There are about 800,000 people in the state of Wisconsin who have some college credits under their belt, but don’t have a degree. Walker himself dropped out of Marquette before graduating and has even suggested that he may take advantage of the Flexible Option. While this development is likely to have a positive effect on the employability of Wisconsin’s residents, it also signifies a kind of tipping point for competency-based education. The new program at Wisconsin means CBE is going “mainstream,” as the Chronicle of Higher Education put it. Indeed, in higher education, you need some big name university to take the plunge and then others will follow.

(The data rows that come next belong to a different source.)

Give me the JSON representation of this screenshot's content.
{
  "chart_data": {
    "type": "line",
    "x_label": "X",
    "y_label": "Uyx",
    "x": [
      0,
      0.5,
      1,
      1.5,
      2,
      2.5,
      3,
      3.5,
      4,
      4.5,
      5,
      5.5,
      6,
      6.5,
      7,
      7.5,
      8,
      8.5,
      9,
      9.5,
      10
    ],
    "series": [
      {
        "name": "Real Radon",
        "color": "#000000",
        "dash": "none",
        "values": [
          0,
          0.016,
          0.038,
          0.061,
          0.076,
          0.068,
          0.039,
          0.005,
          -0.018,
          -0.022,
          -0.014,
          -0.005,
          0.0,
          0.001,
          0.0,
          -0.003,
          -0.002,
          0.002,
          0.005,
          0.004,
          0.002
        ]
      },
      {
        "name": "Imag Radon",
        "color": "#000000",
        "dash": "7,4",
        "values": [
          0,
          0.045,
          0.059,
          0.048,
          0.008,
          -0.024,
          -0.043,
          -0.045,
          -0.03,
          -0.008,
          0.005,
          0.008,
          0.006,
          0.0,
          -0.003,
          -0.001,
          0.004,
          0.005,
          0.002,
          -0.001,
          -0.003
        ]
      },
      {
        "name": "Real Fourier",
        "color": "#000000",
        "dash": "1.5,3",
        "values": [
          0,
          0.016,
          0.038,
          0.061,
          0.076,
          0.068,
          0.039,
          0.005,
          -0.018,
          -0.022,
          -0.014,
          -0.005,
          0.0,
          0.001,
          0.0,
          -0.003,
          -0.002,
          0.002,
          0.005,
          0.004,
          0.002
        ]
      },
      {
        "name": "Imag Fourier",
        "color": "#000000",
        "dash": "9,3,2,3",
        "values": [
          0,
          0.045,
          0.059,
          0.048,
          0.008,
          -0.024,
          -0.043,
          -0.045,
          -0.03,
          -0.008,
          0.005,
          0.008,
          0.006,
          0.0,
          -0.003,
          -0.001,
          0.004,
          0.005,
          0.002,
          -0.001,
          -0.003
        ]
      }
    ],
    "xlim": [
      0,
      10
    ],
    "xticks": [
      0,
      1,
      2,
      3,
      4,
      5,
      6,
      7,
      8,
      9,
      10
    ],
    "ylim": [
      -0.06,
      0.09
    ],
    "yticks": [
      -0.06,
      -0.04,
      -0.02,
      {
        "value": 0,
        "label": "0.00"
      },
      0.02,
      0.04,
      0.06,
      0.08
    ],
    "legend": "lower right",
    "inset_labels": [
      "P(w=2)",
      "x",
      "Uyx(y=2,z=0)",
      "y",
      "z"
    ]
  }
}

Whether it’s the development of massive online courses at Stanford or Harvard’s ending early admission, once a prestigious school takes a leap, others just follow the herd.
Not surprisingly, faculty at Wisconsin are not happy. If you don’t need a certain number of hours in a classroom in order to master the material, then professors’ jobs become much less secure. Faculty at the Green Bay campus have “doubts that the Flexible degree program will meet the academic standards of a university education.”
Of course, university faculties have no one to blame but themselves for the growing demand for these developments. It was once said that the goal of a college education was to teach students how to make a living as well as “how to live” by exposing them to the great ideas of civilization. By watering down the liberal arts curriculum and then engaging in outrageous grade inflation, colleges have essentially removed themselves both from the business of career preparation as well as giving students any guidance on living a good life.